Practical Guidance on How to Handle Levodopa/Carbidopa Intestinal Gel Therapy of Advanced PD in a Movement Disorder Clinic
Stephen Wørlich Pedersen*, Jesper Clausen, Mie Manon Gregerslund
Identifiers and Pagination:Year: 2012
First Page: 37
Last Page: 50
Publisher ID: TONEUJ-6-37
Article History:Received Date: 11/1/2012
Revision Received Date: 20/3/2012
Acceptance Date: 21/3/2012
Electronic publication date: 18/5/2012
Collection year: 2012
open-access license: This is an open access article licensed under the terms of the Creative Commons Attribution Non-Commercial License (http://creativecommons.org/licenses/by-nc/3.0/) which permits unrestricted, non-commercial use, distribution and reproduction in any medium, provided the work is properly cited.
Continuous dopaminergic delivery is recognized for the capacity to ameliorate symptoms in Parkinson’s disease (PD).
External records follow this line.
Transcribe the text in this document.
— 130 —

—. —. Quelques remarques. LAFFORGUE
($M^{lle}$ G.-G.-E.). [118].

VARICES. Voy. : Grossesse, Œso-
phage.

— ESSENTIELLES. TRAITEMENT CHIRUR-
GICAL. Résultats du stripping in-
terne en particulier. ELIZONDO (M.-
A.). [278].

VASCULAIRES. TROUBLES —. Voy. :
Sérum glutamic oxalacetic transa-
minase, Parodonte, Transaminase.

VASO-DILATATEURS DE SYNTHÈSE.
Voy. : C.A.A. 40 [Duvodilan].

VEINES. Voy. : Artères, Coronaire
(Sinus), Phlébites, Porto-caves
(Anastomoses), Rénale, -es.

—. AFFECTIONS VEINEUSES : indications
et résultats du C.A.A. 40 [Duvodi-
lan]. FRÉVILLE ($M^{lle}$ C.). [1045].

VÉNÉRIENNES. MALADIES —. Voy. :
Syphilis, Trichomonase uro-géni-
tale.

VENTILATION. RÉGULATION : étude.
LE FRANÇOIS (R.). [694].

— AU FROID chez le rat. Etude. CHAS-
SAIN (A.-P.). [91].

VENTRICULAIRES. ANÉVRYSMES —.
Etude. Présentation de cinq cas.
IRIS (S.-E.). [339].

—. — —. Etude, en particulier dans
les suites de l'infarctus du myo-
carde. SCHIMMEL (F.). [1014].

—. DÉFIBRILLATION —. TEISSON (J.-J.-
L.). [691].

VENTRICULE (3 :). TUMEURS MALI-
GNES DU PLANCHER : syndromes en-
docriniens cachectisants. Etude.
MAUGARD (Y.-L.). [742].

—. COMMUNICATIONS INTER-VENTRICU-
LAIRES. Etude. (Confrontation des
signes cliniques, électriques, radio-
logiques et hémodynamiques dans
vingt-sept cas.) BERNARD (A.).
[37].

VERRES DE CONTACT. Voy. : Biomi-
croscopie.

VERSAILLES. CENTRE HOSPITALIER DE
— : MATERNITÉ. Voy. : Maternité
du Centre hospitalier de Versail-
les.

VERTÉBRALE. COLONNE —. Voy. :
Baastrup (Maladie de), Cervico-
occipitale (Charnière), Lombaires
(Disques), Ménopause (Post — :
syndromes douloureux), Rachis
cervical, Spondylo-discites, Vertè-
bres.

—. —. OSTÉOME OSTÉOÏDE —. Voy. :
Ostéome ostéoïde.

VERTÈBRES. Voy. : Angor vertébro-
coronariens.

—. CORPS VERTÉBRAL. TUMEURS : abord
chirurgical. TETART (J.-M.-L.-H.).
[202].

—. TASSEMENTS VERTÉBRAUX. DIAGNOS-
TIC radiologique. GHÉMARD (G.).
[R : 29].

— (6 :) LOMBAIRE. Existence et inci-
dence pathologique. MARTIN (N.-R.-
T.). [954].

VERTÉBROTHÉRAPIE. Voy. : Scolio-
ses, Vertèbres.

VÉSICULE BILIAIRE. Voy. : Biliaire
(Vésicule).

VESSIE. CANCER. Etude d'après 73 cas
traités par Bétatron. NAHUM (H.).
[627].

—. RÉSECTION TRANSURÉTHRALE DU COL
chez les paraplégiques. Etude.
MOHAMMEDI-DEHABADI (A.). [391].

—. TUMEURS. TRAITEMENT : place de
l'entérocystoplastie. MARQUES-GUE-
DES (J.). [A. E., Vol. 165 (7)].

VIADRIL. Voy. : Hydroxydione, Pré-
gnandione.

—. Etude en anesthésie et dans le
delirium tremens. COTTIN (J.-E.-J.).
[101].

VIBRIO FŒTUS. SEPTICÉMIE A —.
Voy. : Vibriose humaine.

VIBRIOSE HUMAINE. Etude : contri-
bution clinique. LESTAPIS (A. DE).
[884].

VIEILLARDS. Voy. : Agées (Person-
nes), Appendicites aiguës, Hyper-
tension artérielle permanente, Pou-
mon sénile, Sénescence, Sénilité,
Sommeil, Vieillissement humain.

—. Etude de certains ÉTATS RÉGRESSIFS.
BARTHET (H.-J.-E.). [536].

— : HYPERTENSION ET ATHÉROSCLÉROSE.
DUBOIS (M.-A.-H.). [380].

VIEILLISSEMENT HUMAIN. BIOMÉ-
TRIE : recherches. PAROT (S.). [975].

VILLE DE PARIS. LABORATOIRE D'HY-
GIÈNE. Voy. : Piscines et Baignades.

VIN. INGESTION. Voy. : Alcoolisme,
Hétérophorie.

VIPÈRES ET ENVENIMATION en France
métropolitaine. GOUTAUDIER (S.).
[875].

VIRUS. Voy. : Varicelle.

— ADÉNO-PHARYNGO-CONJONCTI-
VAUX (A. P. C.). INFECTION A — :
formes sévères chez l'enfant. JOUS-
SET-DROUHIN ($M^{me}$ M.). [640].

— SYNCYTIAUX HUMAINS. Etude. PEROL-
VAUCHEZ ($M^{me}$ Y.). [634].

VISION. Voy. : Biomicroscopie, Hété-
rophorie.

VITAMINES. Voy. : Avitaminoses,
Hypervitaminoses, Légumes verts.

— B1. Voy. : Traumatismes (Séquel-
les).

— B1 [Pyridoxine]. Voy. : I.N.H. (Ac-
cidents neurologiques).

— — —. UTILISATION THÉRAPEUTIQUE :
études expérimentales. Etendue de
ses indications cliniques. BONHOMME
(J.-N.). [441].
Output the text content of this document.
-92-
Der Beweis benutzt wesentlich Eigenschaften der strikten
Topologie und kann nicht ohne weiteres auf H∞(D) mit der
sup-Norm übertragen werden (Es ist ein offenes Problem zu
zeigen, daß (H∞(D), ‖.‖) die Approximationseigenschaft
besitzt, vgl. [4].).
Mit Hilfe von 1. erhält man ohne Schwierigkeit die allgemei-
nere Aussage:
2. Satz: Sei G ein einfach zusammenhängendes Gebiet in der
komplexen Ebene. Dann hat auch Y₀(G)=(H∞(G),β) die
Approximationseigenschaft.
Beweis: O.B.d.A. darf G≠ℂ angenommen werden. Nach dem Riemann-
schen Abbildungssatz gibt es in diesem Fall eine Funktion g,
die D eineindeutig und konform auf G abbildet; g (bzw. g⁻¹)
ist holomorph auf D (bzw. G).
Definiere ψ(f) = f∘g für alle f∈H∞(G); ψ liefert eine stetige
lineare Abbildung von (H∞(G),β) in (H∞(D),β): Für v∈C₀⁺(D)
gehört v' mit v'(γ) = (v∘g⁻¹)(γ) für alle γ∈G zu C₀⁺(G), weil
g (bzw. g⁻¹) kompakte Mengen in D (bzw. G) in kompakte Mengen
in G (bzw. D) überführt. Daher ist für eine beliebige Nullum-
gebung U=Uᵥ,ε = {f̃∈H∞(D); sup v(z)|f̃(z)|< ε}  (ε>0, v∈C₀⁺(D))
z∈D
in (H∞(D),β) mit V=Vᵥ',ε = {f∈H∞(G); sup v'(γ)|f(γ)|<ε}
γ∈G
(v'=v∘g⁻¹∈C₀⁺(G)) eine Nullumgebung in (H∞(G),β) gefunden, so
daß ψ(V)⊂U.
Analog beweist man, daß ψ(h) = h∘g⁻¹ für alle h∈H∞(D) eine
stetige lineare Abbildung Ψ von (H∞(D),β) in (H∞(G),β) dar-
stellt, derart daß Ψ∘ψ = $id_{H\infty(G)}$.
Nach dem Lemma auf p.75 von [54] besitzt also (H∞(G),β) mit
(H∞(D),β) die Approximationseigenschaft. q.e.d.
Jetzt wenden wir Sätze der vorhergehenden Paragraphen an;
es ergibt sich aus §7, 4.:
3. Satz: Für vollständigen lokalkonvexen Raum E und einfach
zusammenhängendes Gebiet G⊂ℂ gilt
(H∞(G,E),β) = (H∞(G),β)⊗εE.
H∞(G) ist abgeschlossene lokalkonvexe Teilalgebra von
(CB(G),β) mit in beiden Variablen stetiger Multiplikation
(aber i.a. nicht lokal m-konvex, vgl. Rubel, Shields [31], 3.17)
In advanced PD the short comings of orally administered Levodopa/Carbidopa include fluctuations resulting in unstable effect and dyskinesia. Levodopa/Carbidopa intestinal gel, LCIG, (Duodopa®, Abbott Laboratories) is delivered continuously through a percutaneous endoscopic gastrostomy with the inner tube placed in the duodenum by means of a device (CADD legacy Duodopa pump (CE 0473)). The therapy implies continuous dopaminergic delivery directly to the duodenum and is therefore unaffected by gastric emptying and represents a major adjuvant in the treatment of advanced PD with significant improvement in motor and non-motor symptoms. The aim of this paper is to suggest the prerequisites for a LCIG clinic and propose a feasible set-up and lean organization of a movement disorder clinic. Secondly, the paper proposes practical handling of patients in LCIG treatment for advanced PD based on experience and initiation of LCIG treatment and follow-up in forty patients.